Singing Voice Accompaniment Data Augmentation with Generative Models
Published in 2025 IEEE International Conference on Acoustics, Speech, and Signal Processing Workshops, 2025
Recommended citation: Perez, Miguel & Kirchhoff, Holger & Grosche, Peter & Serra, Xavier (2025) "Singing Voice Accompaniment Data Augmentation with Generative Models" 2025 IEEE International Conference on Acoustics, Speech, and Signal Processing Workshops (ICASSPW), Hyderabad, India, 2025, pp. 1-5. https://ieeexplore.ieee.org/document/11011167
Singing voice transcription is a key task in Music Information Retrieval (MIR) that focuses on identifying sung notes within a music audio segment. Advancing state-of-the-art methods in this area relies heavily on high-quality data, yet annotating such data is resource-intensive and requires musical expertise.
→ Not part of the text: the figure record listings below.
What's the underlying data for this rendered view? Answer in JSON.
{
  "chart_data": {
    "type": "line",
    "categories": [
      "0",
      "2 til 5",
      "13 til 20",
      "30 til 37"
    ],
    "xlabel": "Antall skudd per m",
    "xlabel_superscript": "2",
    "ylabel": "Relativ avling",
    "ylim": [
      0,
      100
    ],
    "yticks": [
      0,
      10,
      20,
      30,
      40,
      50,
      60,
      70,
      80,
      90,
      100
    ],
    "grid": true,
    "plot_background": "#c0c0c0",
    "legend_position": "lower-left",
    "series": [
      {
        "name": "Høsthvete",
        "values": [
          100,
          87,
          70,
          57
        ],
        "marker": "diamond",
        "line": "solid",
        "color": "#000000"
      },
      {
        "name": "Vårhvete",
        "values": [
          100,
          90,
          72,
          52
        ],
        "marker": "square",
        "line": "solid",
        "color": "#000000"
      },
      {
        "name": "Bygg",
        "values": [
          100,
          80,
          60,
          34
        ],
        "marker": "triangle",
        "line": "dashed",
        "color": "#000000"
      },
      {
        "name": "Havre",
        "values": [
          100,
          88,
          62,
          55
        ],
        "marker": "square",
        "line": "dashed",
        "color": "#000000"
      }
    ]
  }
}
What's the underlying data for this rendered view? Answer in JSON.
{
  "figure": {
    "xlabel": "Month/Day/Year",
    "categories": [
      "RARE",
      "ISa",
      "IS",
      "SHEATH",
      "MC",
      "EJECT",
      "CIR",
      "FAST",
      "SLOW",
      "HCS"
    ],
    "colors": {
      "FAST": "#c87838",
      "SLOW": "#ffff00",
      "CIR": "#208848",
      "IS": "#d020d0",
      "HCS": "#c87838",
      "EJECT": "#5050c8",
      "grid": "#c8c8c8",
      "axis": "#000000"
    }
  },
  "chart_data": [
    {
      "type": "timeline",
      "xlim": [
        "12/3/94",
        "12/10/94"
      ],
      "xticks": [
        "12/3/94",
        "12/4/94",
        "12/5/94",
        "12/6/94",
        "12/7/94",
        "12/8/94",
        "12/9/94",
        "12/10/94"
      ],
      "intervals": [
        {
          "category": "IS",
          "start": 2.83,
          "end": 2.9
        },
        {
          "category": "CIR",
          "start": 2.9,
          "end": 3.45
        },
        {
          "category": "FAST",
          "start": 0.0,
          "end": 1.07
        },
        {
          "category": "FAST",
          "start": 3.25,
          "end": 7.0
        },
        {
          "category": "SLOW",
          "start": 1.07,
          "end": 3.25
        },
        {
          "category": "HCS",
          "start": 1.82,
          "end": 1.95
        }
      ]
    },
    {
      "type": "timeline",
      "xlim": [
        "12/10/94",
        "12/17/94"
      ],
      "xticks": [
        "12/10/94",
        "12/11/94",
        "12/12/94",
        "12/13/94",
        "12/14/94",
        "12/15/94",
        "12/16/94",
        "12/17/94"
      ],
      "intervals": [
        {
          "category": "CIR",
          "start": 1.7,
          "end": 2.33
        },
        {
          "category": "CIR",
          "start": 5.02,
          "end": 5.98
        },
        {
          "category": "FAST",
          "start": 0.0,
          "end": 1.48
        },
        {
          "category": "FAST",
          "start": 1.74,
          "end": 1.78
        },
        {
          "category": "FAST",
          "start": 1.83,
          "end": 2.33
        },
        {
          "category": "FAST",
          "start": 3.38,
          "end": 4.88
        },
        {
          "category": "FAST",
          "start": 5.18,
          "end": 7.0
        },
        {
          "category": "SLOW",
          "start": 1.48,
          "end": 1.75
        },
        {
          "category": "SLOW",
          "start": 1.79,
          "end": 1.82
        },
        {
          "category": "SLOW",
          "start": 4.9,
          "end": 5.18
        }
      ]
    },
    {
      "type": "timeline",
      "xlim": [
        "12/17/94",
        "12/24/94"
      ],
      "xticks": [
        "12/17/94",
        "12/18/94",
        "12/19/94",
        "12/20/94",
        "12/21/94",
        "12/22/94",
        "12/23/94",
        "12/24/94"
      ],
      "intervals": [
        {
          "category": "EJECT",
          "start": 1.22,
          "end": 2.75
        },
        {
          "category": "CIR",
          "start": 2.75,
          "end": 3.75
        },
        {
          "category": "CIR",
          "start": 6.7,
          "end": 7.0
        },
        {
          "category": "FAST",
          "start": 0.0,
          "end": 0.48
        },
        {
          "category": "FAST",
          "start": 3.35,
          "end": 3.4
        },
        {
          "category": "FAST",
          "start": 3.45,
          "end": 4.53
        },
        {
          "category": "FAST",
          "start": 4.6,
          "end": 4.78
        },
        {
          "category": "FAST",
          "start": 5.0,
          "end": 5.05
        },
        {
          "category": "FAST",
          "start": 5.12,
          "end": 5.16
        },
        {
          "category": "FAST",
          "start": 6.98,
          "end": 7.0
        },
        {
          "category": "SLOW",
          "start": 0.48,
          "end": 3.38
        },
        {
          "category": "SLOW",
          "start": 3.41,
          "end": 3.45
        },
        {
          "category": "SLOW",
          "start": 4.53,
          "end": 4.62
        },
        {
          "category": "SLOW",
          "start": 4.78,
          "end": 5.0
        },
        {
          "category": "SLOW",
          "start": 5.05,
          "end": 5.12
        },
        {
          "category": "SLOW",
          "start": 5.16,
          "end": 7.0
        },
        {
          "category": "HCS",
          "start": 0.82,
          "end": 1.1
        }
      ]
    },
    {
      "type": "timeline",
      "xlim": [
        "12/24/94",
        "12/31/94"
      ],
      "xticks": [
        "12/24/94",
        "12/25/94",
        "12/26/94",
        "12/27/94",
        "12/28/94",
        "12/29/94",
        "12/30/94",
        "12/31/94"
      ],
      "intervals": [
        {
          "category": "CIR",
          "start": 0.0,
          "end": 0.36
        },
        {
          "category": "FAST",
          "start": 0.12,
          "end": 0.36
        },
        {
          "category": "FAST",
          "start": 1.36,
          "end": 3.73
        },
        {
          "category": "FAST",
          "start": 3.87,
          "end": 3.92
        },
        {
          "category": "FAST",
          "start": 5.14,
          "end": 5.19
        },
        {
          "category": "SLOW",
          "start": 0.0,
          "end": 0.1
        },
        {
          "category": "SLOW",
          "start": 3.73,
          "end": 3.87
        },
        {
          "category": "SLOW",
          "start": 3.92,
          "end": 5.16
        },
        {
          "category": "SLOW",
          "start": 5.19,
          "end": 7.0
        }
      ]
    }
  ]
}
In genres like pop music, data sharing is further complicated by copyright and distribution limitations. In this paper, we refine a recently proposed data augmentation technique that leverages AI-generated music audio to address these data-related challenges. Specifically, we create musical accompaniments for vocals with known target notes, enabling the generation of new mixes that retain the original piece’s harmony while introducing substantial audio variation. Our cross-dataset experiments reveal that using harmony-matched mixes improves generalization, though performance remains below that achieved by training with additional real data.